KnowBe4’s Carpenter listed the main reasons cybersecurity leaders are “actively recruiting” neurodivergent staff. First, the community understands more than most that “unique individuals” can offer “unique skills” suited to cybersecurity. Different ways of thinking are critical in the fight against cybercriminals, who also know the benefits of employing innovators. “Our adversaries are not universally neurotypical, so it makes sense for us to have a defensive force that is also diverse and representative of their thinking patterns and skillsets,” said Carpenter. 

Whether “hyper-focused” or offering out-of-the-box thinking, neurodivergent workers enable “teams to continually grind data, identify patterns, or find solutions to complex problems that someone else might miss,” according to Carpenter.

Paul Baird, the chief technical security officer in the U.K. for cybersecurity firm Qualys, built on this theme. “If you have a neurodiverse team, they will react differently when a problem arises,” he said. “The alternative is that you have a cookie-cutter approach to security where every problem gets handled the same way each time.” 

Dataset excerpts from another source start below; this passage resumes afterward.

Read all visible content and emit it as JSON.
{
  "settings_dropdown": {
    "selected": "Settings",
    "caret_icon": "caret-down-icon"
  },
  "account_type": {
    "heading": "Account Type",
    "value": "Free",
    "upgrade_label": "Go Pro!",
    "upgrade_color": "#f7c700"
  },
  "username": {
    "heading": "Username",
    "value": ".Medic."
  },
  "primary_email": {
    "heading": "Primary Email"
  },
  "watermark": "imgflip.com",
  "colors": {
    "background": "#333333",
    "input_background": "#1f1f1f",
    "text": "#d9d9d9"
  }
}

The latter strategy struggles with unknown unknowns or unexpected events. “At that point, you need people with multiple views and backgrounds to solve these problems effectively,” Baird added.

Narrowing the skills gap

Plus, the ever-rising list of requisite attributes in cybersecurity necessitates opening the talent pool to nontraditional candidates. “Increasing our recruiting across diverse populations is not only the right thing to do from an ethical perspective, but it also offers a practical way to help close the skills gap,” added Carpenter.

Kieran Waite, the principal cybersecurity consultant at London-headquartered recruitment firm Hamilton Barnes, echoed this observation. “There is a global cyber skills shortage of about 3.5 million people,” he said, “and neurodiversity is a way of not only filling the vacancies but filling them with people capable of coming up with newer ideas from many different perspectives.”

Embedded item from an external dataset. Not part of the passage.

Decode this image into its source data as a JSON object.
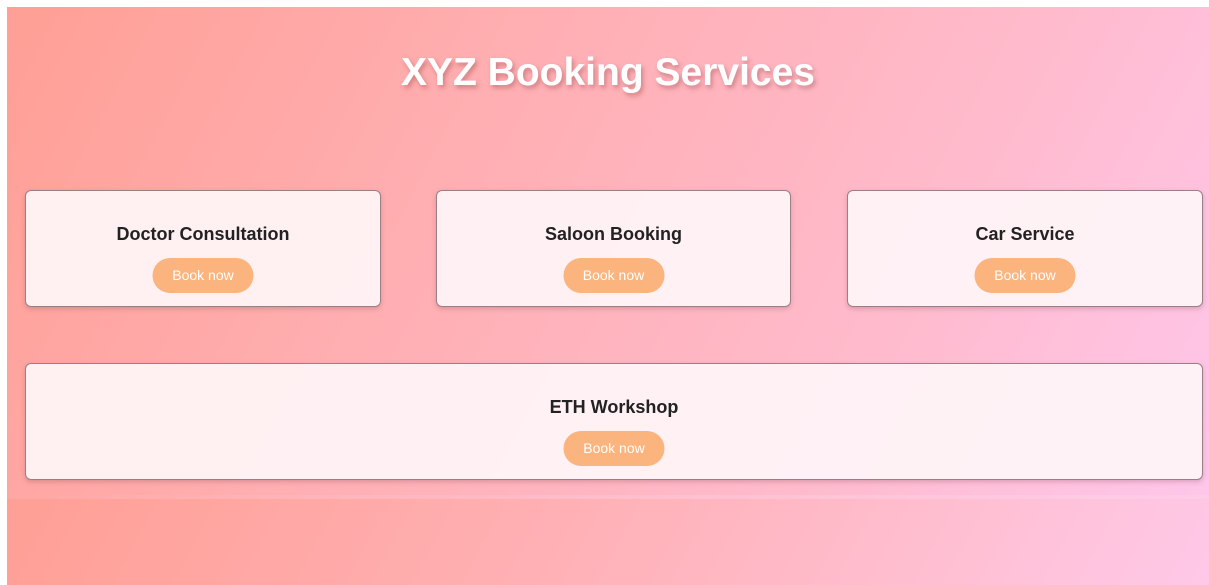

Waite explained that people with autism or ADHD “often demonstrate a keen attention to detail” and an ability to remain hyper-focused. “This is useful in many areas of cybersecurity, including in a ‘blue team’ tasked with defending against and responding to attacks,” he said. Blue team members need to identify anomalies, discover root causes of incidents, and sift through data and complex tasks for long periods. “These skills and traits are useful in many other areas of cybersecurity, too,” added Waite.

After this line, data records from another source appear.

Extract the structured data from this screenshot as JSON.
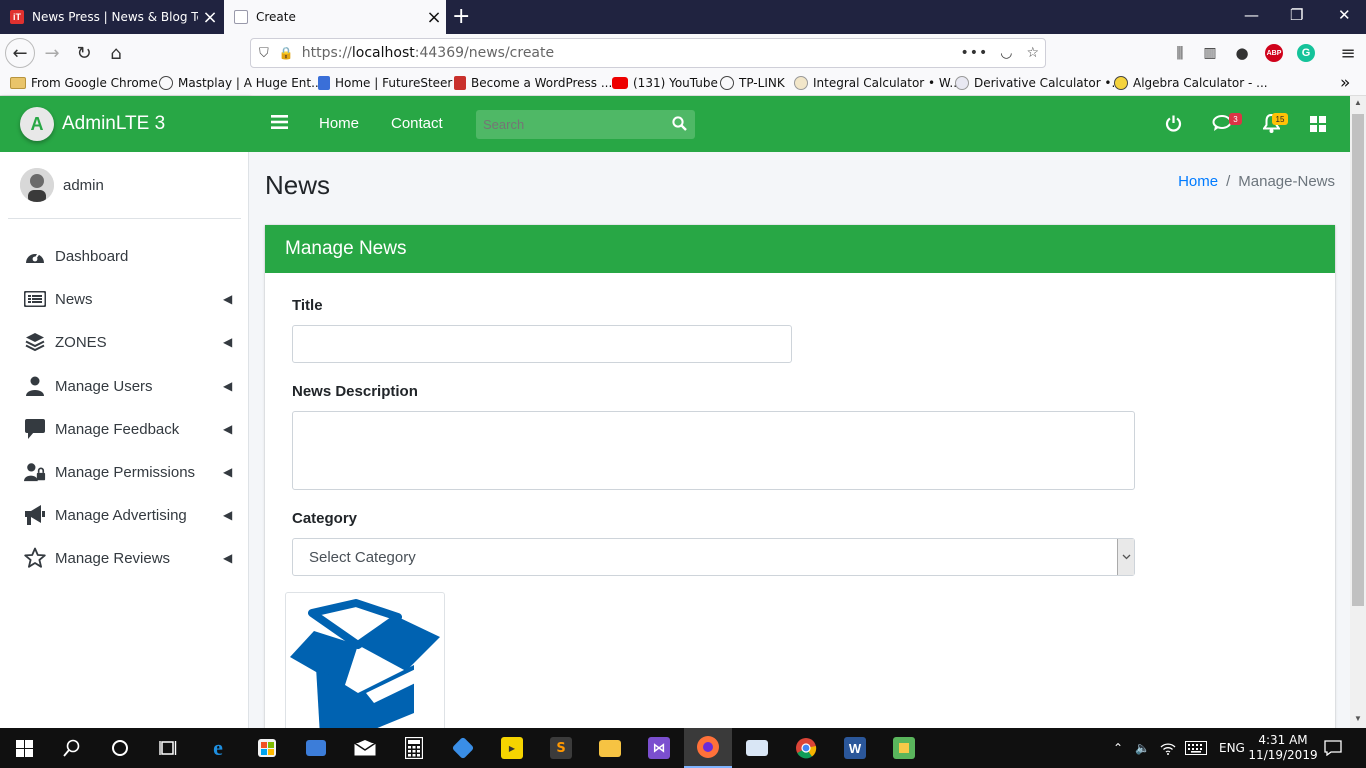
{
  "browser": {
    "tabs": [
      {
        "title": "News Press | News & Blog Tem",
        "active": false
      },
      {
        "title": "Create",
        "active": true
      }
    ],
    "new_tab": "+",
    "window_controls": {
      "minimize": "—",
      "restore": "❐",
      "close": "✕"
    },
    "url": {
      "prefix": "https://",
      "host": "localhost",
      "rest": ":44369/news/create"
    },
    "url_actions": "•••",
    "bookmarks": [
      "From Google Chrome",
      "Mastplay | A Huge Ent...",
      "Home | FutureSteer",
      "Become a WordPress ...",
      "(131) YouTube",
      "TP-LINK",
      "Integral Calculator • W...",
      "Derivative Calculator •...",
      "Algebra Calculator - ..."
    ],
    "bookmarks_more": "»"
  },
  "app": {
    "brand": {
      "logo_letter": "A",
      "name": "AdminLTE 3"
    },
    "user": {
      "name": "admin"
    },
    "menu": [
      {
        "label": "Dashboard",
        "icon": "dashboard-gauge-icon",
        "has_children": false
      },
      {
        "label": "News",
        "icon": "news-list-icon",
        "has_children": true
      },
      {
        "label": "ZONES",
        "icon": "layers-icon",
        "has_children": true
      },
      {
        "label": "Manage Users",
        "icon": "user-icon",
        "has_children": true
      },
      {
        "label": "Manage Feedback",
        "icon": "comment-icon",
        "has_children": true
      },
      {
        "label": "Manage Permissions",
        "icon": "user-lock-icon",
        "has_children": true
      },
      {
        "label": "Manage Advertising",
        "icon": "megaphone-icon",
        "has_children": true
      },
      {
        "label": "Manage Reviews",
        "icon": "star-icon",
        "has_children": true
      }
    ],
    "topnav": {
      "links": [
        "Home",
        "Contact"
      ],
      "search_placeholder": "Search",
      "messages_count": "3",
      "notifications_count": "15"
    },
    "page": {
      "title": "News",
      "breadcrumb": {
        "home": "Home",
        "separator": "/",
        "current": "Manage-News"
      }
    },
    "form": {
      "card_title": "Manage News",
      "title_label": "Title",
      "title_value": "",
      "description_label": "News Description",
      "description_value": "",
      "category_label": "Category",
      "category_selected": "Select Category"
    }
  },
  "taskbar": {
    "language": "ENG",
    "time": "4:31 AM",
    "date": "11/19/2019"
  },
  "colors": {
    "brand_green": "#28a745",
    "link_blue": "#007bff",
    "badge_red": "#dc3545",
    "badge_yellow": "#ffc107",
    "box_blue": "#0062b1"
  }
}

“There is a global cyber skills shortage of about 3.5 million people.”

Kieran Waite, the principal cybersecurity consultant at Hamilton Barnes.

Devin Blewitt, CIO at ITonlinelearning, a training provider and recruitment agency for people seeking a career in information technology, cybersecurity, project management and business analysis, urged other industries to take note. “For organizations currently not hiring neurodiverse talent, they are making a huge mistake and missing out on recruits who have a lot to bring to the table,” he said.

Indeed, Foxcroft stated that up to 20% of the global population is neurodivergent – and that’s just the people diagnosed. “The true figure is likely to be significantly higher,” she said. “So it’s in an organization’s best interest to support neuroinclusive working practices and culture and address bias surrounding neurodiversity.” 

Foxcroft stressed that this progressive approach would increase productivity, and supporting new and existing employees in the workplace would help attract and retain talent, whether neurodivergent or neurotypical.